Review The Stick Maker Tales, National Theatre Wales by Kevin Johnson

The Stick Maker Tales by Peter Cox

Pavilion, Llandrindod Wells

12/7/2018

⭐️⭐️⭐️⭐️⭐️

You wait ages for a good play, and then two come along at once. Another of National Theatre Wales’ NHS70 plays, this time performed in the Mid-Wales town of Llandrindod Wells, a Victorian spa and market town.

The Stick Maker is Geth Roberts, an old sheep farmer working up the Elan valley, high above the market town of Rhayader. Famous for his hand-made shepherds crooks, and feeling the advances of time, he recounts stories of his family, and the part the NHS played in their lives.

From his grandfather’s death from tetanus, to his nephew’s work accident, and his own failing body, he speaks of his life working the hills and valleys with fondness, honesty, and humour. But now his eyesight is fading, and what good is a shepherd who can’t look after his sheep?

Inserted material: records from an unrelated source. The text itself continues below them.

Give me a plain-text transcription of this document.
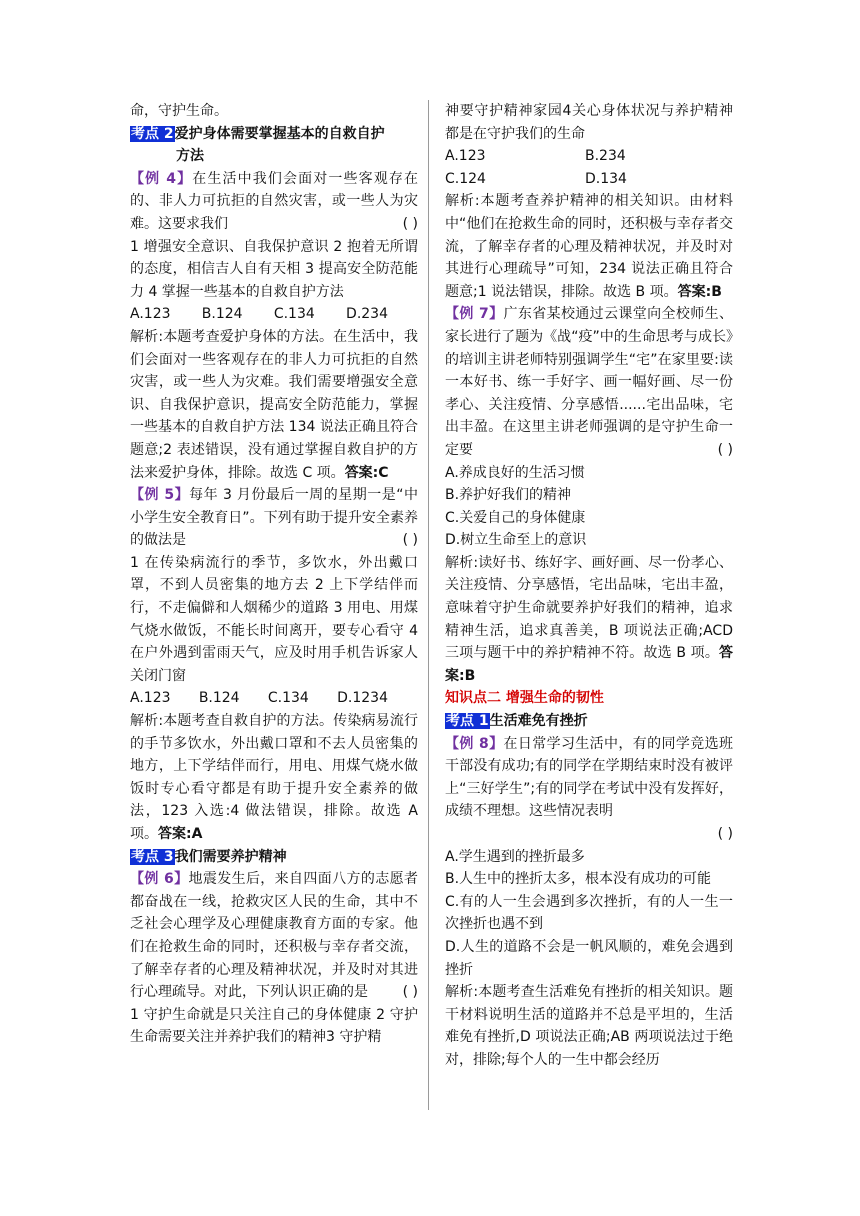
命，守护生命。

考点 2爱护身体需要掌握基本的自救自护
方法

【例 4】在生活中我们会面对一些客观存在的、非人力可抗拒的自然灾害，或一些人为灾难。这要求我们	( )

1 增强安全意识、自我保护意识 2 抱着无所谓的态度，相信吉人自有天相 3 提高安全防范能力 4 掌握一些基本的自救自护方法

A.123 B.124 C.134 D.234

解析:本题考查爱护身体的方法。在生活中，我们会面对一些客观存在的非人力可抗拒的自然灾害，或一些人为灾难。我们需要增强安全意识、自我保护意识，提高安全防范能力，掌握一些基本的自救自护方法 134 说法正确且符合题意;2 表述错误，没有通过掌握自救自护的方法来爱护身体，排除。故选 C 项。答案:C

【例 5】每年 3 月份最后一周的星期一是“中小学生安全教育日”。下列有助于提升安全素养的做法是	( )

1 在传染病流行的季节，多饮水，外出戴口罩，不到人员密集的地方去 2 上下学结伴而行，不走偏僻和人烟稀少的道路 3 用电、用煤气烧水做饭，不能长时间离开，要专心看守 4 在户外遇到雷雨天气，应及时用手机告诉家人关闭门窗

A.123 B.124 C.134 D.1234

解析:本题考查自救自护的方法。传染病易流行的手节多饮水，外出戴口罩和不去人员密集的地方，上下学结伴而行，用电、用煤气烧水做饭时专心看守都是有助于提升安全素养的做法，123 入选:4 做法错误，排除。故选 A 项。答案:A

考点 3我们需要养护精神

【例 6】地震发生后，来自四面八方的志愿者都奋战在一线，抢救灾区人民的生命，其中不乏社会心理学及心理健康教育方面的专家。他们在抢救生命的同时，还积极与幸存者交流，了解幸存者的心理及精神状况，并及时对其进行心理疏导。对此，下列认识正确的是 ( )

1 守护生命就是只关注自己的身体健康 2 守护生命需要关注并养护我们的精神3 守护精

神要守护精神家园4关心身体状况与养护精神都是在守护我们的生命

A.123	B.234
C.124	D.134

解析:本题考查养护精神的相关知识。由材料中“他们在抢救生命的同时，还积极与幸存者交流，了解幸存者的心理及精神状况，并及时对其进行心理疏导”可知，234 说法正确且符合题意;1 说法错误，排除。故选 B 项。答案:B

【例 7】广东省某校通过云课堂向全校师生、家长进行了题为《战“疫”中的生命思考与成长》的培训主讲老师特别强调学生“宅”在家里要:读一本好书、练一手好字、画一幅好画、尽一份孝心、关注疫情、分享感悟......宅出品味，宅出丰盈。在这里主讲老师强调的是守护生命一定要	( )

A.养成良好的生活习惯

B.养护好我们的精神

C.关爱自己的身体健康

D.树立生命至上的意识

解析:读好书、练好字、画好画、尽一份孝心、关注疫情、分享感悟，宅出品味，宅出丰盈，意味着守护生命就要养护好我们的精神，追求精神生活，追求真善美，B 项说法正确;ACD 三项与题干中的养护精神不符。故选 B 项。答案:B

知识点二 增强生命的韧性

考点 1生活难免有挫折

【例 8】在日常学习生活中，有的同学竞选班干部没有成功;有的同学在学期结束时没有被评上“三好学生”;有的同学在考试中没有发挥好，成绩不理想。这些情况表明

( )

A.学生遇到的挫折最多

B.人生中的挫折太多，根本没有成功的可能

C.有的人一生会遇到多次挫折，有的人一生一次挫折也遇不到

D.人生的道路不会是一帆风顺的，难免会遇到挫折

解析:本题考查生活难免有挫折的相关知识。题干材料说明生活的道路并不总是平坦的，生活难免有挫折,D 项说法正确;AB 两项说法过于绝对，排除;每个人的一生中都会经历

Peter Cox has created a wonderful character in Geth, and written a play full of humour, old-fashioned warmth, and truths. From Geth’s proud declaration that ‘I’ve alway paid my stamp’, to the harshness of losing his stillborn twin, this is no rose-tinted vision of the past, just a simple reminder of the lives of ordinary people before and after the health service was created.

The accent and dialect used are a tribute to the research put in by both actor and writer, and have had a very favourable response from the community portrayed. Sheep are ‘yowes’, a large flock is a ‘hep of sheep’, a shout of pain is a ‘bellock’. A clumsy new shepherd is ‘a young lumper’, while Geth himself is old but can still ‘nettle to it’.

Director Kully Thiarai skilfully marries the script with Llion Williams superb performance. Making the most of the jokes, he soon makes us warm to the gruff, plain-spoken farmer, whose belief that ‘a good shepherd looks after the whole flock, not one or a few’ parallels the underlying principles of the NHS itself.

That may seem like a simple observation, but with the constant attempts at privatisation, it’s one that needs making again and again.

National Theatre Wales have maintained a high standard over the last ten years, and if this play is anything to go by, those standards are actually getting higher.